1- Commencer par le déchiffrage est une erreur multiple :
* Les analyses sérieuses de l'acte de lire démontrent que le déchiffrage n'appartient pas à la lecture, étant contraire au fonctionnement de l'œil, et de la perception visuelle..
* l'efficacité de lecture dépendant de la taille de l'empan visuel, habituer l'enfant à lire linéairement, lettre par lettre, ne peut qu'handicaper gravement la maîtrise du savoir lire ;
* le déchiffrage est quasi impossible dans une langue comme le français où les lettres les plus importantes sont celles qui ne correspondent à aucune prononciation ;
* de ce fait, donner l'habitude de passer par l'oral pour comprendre ne peut que mettre en difficulté le futur lecteur, qui doit au contraire apprendre à comprendre directement avec les yeux, d'autant plus que le texte écrit ne ressemble généralement pas à ce qui se dirait à l'oral, pour dire la même chose .

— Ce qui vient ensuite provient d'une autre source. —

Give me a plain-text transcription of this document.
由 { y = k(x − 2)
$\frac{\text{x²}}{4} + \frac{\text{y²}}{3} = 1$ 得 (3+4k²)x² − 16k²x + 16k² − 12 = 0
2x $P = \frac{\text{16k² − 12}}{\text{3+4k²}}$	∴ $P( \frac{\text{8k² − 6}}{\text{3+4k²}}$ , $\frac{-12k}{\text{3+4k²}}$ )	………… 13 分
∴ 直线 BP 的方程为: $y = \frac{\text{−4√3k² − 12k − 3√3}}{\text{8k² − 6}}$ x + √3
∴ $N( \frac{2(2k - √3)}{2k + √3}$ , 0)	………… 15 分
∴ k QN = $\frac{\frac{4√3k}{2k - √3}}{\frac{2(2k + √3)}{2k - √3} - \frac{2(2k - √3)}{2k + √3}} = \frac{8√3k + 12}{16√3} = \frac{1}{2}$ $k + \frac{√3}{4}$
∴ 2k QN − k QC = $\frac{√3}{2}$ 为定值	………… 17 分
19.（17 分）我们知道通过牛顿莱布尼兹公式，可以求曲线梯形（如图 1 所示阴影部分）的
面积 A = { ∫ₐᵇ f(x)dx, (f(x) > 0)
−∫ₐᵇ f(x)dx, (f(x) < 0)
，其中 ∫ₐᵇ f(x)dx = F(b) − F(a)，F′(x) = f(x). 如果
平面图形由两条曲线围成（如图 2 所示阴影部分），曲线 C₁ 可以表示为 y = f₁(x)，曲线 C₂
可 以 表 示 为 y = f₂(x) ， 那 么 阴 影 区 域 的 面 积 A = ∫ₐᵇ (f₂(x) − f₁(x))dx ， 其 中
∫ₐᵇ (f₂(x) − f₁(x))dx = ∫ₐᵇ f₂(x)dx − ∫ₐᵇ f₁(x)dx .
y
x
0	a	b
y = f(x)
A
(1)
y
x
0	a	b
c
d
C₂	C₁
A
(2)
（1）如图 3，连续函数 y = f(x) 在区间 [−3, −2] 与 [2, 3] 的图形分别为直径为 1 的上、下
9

* Il est cependant essentiel que les enfants aient construit le système arbitraire de correspondances phonies-graphies du français, qui est indispensable à l'autonomie de lecture, mais surtout pas au début de leur apprentissage, car des notions capitales doivent être construites auparavant (voir plus bas).

2- Passer ensuite à la compréhension, est une absurdité, puisque lire, c'est comprendre et donc que "apprendre à lire", c'est apprendre à comprendre : c'est donc tout de suite qu'il importe de travailler là-dessus.
Or, on connaît les obstacles (dits "épistémologiques") qu'oppose cet objectif aux représentations spontanées des petits.
* Pour apprendre à comprendre, encore faut-il savoir qu'il y a quelque chopse à comprendre dans un texte écrit. Et c'est justement ce qu'un petit ne sait pas : pour lui, la chose écrite appartient à l'environnement, au même titre que n'importe quel objet et sa spécificité par rapport à eux lui est parfaitement étrangère, s'il ne vit pas dans un milieu où l'écrit est présent et vivant.
* d'autre part, comprendre, ce n'est pas répondre aux questions de l'enseignant sur le sens des mots. Comprendre un texte, c'est avoir reconstruit le réseau de communication qui l'a produit ; qui a écrit, pour qui, pourquoi et pour quoi faire.
C'est là la première chose à faire découvrir à un enfant. Et ce n'est possible que si on lit des messages réels, écrits par quelqu'un de précis, pour des destinataires repérables, avec des enjeux perceptibles. Ce qui n'est jamais le cas d'une méthode toute faite, où tout est faux.
* des notions essentielles à la construction de la combinatoire (on nomme ainsi le système de correspondances grapho-phonétiques, ce que d'autres appellent : "le code", nom bien mal choisi) doivent être construites pour qu'elle soit comprise :
- la notion d'arbitraire du signe linguistique (= le fait que les mots ne ressemblent pas à ce qu'ils veulent dire et que le lien entre le signifiant et le signifié est arbitraire) ;
- celle de "double articulation du langage" (= le fait que les mots qui signifient sont composés de lettres qui ne signifient pas et qui ont besoin pour produire du sens, d'être dans un certain nombre et dans un certain ordre.
Or, on sait que, pour un tout petit, l'ordre des lettres ne peut pas avoir plus d'importance que l'ordre des objets du monde environnant, dont ni la nature, ni l'utilisation ne changent quand l'ordre dans lequel on les voit a changé.
Ce qui, au passage, permet de formuler l'hypothèse que la dyslexie n'est autre que la conséquence d'un absence de travail sur ce point, et que c'est un trouble provoqué, chez des enfants plus fragiles, notamment socialement, par un BA. BA précoce et catastrophique.

Si tout cela manque dans une pratique d'enseignement (et je suis loin d'en avoir épuisé la liste !
(Voir pour plus d'informations : http://www.charmeux.fr/obstaclesepist.html), il ne faut pas s'étonner si, au collège, ils ne comprennent rien à un énoncé de problème, et si, plus tard, ils doivent venir à la bibliothèque de leur village pour se faire lire leur courrier...
C'est ce qui se passe dans le village où j'habite et où j'assure une permanence à la bibliothèque municipale : les personnes qui viennent pour cela ont appris à lire à l'école avec une méthode en B.A.BA...
Etonnant, non ? comme dirait le grand Desproges.